At a workshop in Edinburgh discussing the findings SallyAnn Kelly, chief executive of children’s charity Aberlour, said she’d seen a significant change in the attitude towards, and use of, s.12 payments since she started out as a social worker in Glasgow in the 1990s.

“We used section 12 regularly in terms of sustaining families who needed support. And we did that without judgement because we knew it was all about trying to prevent children from being received into care and actually trying to provide families with a stable life not just survival,” she said.

“Sadly in my experience we have moved, in certain areas, to judgement in relation to cash payments. One thing that happened is we moved away from direct payment of money to people and we started giving people food parcels instead.

“That for me wasn’t something driven by financial considerations – it was driven by judgement and the idea that you can’t trust poor people to go and buy food. Instead it’s ‘we’ll give you what we think you need’. We need to stand up and say no, this is stigmatising.”
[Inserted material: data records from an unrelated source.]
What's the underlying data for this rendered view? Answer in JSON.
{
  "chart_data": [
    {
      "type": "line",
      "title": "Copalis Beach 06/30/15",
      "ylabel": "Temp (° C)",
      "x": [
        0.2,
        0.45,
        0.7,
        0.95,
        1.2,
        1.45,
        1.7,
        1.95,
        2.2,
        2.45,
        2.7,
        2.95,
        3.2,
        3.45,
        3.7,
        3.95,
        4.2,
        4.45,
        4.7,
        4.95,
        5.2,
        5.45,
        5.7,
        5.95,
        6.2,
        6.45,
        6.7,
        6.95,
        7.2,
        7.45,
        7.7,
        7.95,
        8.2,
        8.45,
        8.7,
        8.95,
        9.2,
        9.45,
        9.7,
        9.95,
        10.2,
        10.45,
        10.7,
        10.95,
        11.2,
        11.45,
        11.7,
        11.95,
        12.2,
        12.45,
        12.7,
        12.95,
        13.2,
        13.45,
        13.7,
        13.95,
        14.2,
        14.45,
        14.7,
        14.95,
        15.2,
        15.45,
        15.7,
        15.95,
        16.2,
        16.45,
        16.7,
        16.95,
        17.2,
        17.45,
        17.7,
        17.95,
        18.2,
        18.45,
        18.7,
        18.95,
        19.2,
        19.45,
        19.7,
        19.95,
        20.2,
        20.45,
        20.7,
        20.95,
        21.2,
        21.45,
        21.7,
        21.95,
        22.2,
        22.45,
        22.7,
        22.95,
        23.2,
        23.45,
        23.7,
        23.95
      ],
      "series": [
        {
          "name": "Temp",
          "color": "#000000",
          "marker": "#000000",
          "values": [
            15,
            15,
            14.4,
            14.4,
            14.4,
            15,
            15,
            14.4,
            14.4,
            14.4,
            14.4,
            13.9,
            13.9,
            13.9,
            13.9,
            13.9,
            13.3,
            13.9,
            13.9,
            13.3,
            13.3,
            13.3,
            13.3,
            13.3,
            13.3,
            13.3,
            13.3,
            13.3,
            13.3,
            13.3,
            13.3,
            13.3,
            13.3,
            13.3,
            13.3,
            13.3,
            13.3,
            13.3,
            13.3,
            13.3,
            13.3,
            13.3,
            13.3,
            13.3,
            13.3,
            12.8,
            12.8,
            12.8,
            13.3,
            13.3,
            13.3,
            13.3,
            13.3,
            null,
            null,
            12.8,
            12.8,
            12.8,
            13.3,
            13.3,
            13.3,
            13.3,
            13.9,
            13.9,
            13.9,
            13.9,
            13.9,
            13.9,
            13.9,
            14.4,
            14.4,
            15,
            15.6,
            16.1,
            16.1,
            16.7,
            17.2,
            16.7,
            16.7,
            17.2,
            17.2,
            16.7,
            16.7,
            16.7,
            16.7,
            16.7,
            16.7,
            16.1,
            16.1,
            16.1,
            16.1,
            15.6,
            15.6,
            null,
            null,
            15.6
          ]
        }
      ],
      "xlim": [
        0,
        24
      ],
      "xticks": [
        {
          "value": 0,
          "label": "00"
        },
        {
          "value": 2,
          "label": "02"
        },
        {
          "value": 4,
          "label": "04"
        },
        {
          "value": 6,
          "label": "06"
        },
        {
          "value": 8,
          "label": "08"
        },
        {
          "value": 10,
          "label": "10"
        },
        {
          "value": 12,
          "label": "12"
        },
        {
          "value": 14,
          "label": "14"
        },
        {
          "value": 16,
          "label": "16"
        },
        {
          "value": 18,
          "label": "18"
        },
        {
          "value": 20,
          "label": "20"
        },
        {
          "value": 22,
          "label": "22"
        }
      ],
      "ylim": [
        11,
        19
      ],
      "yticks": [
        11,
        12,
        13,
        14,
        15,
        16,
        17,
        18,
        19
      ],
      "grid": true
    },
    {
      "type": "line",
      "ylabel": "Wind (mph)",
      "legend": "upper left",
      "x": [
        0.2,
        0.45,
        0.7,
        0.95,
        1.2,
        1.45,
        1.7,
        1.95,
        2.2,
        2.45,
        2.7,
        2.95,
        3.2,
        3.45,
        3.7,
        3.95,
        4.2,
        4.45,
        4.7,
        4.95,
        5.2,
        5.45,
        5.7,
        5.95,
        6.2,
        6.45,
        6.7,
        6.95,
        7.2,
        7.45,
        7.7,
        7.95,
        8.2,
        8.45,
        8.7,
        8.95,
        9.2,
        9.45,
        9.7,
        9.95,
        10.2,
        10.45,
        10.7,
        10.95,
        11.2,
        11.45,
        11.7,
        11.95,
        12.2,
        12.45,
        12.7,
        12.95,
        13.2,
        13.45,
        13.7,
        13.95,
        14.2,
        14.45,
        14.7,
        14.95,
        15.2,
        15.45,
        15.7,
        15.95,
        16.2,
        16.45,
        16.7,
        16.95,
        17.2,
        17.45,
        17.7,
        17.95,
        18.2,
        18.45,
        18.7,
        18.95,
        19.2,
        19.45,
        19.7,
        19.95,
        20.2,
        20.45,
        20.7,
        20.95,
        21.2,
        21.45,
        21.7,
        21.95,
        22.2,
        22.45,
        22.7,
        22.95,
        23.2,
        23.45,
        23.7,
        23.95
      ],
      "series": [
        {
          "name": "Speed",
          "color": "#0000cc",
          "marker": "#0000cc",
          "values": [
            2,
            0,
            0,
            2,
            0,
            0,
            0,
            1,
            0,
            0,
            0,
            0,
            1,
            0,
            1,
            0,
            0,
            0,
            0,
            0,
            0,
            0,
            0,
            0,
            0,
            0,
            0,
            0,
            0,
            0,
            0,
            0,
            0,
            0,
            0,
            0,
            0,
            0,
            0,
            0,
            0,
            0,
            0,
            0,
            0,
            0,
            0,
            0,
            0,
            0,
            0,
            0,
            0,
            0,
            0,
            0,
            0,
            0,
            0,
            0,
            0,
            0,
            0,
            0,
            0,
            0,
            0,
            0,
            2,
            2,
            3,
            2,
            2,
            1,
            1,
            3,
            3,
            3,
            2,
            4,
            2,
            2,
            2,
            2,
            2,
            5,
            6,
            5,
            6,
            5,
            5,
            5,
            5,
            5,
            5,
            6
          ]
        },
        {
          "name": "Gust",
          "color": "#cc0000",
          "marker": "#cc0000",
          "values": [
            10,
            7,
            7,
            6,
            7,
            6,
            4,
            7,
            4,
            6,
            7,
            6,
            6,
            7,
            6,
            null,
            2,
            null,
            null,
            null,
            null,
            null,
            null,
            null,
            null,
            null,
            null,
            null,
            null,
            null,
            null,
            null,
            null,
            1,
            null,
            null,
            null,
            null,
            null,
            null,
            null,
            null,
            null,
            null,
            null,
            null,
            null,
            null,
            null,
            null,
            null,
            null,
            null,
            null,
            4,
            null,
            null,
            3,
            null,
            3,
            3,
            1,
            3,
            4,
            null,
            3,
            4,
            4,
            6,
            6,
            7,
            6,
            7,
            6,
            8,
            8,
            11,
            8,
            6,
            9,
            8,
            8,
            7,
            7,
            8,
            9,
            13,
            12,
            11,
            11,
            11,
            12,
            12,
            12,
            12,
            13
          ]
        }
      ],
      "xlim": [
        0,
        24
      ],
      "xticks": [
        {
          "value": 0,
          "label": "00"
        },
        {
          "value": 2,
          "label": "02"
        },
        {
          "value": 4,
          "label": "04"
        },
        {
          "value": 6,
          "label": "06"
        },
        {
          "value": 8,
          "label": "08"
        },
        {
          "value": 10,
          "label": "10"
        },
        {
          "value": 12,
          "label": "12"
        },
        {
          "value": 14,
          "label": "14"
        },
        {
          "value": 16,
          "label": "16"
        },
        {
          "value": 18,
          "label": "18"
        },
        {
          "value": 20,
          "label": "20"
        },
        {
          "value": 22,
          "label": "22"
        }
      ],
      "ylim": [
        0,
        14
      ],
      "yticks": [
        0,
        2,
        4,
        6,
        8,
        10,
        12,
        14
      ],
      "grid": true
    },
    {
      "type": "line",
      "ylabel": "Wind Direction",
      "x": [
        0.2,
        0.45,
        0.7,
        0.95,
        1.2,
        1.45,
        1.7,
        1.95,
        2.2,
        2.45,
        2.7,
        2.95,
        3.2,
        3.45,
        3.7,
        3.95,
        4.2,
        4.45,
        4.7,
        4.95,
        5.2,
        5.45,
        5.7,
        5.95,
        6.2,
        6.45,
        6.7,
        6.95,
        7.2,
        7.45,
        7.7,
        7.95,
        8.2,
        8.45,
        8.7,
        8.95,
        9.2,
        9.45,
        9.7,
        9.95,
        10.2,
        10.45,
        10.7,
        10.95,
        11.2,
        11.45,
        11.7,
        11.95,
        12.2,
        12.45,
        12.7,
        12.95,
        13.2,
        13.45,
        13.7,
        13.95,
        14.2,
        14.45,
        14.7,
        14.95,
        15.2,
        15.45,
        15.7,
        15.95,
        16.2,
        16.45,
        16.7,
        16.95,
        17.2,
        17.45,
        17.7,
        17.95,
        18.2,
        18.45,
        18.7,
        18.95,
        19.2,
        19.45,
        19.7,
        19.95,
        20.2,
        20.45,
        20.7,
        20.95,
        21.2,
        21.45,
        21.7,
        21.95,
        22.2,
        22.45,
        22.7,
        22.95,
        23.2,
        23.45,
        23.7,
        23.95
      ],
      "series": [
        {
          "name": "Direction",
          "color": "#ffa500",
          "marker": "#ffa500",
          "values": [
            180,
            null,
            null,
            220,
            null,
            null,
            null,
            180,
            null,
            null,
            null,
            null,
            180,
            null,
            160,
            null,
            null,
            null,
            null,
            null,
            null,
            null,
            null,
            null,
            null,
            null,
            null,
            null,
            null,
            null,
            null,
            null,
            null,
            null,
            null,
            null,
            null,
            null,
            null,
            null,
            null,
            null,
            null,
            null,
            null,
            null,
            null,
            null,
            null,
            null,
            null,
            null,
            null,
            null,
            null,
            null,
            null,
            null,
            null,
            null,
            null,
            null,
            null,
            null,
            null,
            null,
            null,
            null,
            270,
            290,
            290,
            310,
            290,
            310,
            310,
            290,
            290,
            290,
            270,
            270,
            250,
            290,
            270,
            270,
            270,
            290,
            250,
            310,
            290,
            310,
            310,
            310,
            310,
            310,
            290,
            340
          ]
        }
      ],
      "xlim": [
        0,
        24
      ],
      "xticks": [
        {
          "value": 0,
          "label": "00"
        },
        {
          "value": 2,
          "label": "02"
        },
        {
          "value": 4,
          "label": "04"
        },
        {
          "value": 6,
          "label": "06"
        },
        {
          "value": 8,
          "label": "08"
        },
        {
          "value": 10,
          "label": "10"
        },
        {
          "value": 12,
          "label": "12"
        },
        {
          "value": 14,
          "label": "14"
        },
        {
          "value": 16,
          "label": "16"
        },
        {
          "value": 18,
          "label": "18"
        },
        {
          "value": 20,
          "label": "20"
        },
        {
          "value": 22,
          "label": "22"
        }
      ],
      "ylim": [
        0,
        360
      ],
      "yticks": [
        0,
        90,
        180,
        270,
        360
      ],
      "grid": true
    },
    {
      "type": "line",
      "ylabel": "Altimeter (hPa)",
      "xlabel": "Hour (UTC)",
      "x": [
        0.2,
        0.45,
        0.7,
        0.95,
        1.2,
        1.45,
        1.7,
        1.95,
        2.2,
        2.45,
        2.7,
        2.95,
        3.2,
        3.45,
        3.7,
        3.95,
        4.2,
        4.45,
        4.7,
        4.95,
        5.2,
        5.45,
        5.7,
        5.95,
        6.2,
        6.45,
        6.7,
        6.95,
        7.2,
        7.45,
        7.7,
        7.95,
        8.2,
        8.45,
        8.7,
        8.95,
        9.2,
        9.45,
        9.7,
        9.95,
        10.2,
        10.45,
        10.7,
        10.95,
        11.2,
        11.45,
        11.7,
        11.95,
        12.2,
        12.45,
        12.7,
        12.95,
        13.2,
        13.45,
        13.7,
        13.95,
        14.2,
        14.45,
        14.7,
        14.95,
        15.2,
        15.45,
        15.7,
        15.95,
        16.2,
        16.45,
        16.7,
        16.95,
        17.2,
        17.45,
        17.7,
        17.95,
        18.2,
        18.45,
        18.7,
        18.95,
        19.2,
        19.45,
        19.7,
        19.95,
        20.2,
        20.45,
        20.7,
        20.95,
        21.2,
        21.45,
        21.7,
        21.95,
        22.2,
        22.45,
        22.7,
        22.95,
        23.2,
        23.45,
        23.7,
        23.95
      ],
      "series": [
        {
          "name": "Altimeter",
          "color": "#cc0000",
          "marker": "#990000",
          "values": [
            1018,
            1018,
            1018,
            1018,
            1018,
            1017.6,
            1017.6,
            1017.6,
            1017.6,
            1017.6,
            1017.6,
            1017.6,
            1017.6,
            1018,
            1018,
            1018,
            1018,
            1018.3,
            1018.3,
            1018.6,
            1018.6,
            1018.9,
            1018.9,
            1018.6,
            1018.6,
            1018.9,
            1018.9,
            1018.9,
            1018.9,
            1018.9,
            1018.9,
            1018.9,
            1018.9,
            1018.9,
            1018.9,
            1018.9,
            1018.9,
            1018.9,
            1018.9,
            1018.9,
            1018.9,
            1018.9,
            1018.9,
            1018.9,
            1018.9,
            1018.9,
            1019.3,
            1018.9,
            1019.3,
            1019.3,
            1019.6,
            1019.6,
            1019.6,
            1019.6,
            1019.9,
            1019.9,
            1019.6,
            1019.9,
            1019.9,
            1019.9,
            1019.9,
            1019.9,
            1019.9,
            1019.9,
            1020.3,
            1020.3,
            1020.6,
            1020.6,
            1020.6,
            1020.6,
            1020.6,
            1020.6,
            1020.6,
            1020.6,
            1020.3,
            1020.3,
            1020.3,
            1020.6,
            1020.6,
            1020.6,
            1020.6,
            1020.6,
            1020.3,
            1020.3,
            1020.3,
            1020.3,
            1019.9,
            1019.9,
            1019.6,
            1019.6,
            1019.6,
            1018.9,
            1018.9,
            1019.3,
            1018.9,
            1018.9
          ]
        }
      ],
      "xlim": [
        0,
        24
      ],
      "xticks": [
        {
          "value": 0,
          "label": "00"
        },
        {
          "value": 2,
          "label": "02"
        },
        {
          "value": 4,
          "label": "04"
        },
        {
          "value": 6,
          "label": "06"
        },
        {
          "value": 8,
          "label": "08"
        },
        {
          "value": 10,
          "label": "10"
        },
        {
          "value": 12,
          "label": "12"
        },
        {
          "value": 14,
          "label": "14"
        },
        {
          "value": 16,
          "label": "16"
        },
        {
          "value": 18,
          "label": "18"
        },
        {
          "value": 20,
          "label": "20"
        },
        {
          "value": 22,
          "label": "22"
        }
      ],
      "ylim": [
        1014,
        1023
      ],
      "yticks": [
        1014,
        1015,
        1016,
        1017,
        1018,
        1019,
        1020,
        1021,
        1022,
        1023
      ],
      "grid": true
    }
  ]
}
Jane Scott, the researcher who led the project, said families interviewed “really appreciated” help but also talked about their “embarrassment” of having to seek support or visit food banks. It also left them dependent on whatever food was donated or provided by the local authority and the parcels are unpredictable – one mother spoke of how grateful she was when one included washing powder as it meant she could wash her children’s clothes.

growing levels of poverty

Alongside concerns over the changing nature of s.12 support are fears that demand for this type of assistance will only continue to grow. The report notes that several children and parents organisations are increasingly worried about the number of families affected by extreme poverty.

And social workers, seeing cuts in local authority budgets including s.12, are exploring all the options they can to help, including from the third sector.

In the first six months of 2018-19 Aberlour’s Urgent Assistance Fund, which provides emergency financial support for families for essential items such as clothing, children’s beds and kitchen equipment, has already paid out 40 per cent more in cash assistance and 50 per cent more individual grants than the previous year. Almost one in six grants from the fund has been to working families.

“A lot of the requests are for things that social work, or the local authority, would have provided back when I worked there,” said Kelly.

She said a lot of Aberlour’s work has shown how when families are asked what they need “they come up with really sensible, practical solutions” and these are often very different to the systems services have “created around poverty” – the tokens, the vouchers, the food parcels.

“We have a growing body of evidence where we have supported families to turn their lives around with the provision of really practical family support. There are really good social work-informed practices. But some of that practical stuff is about putting money in people’s hands.”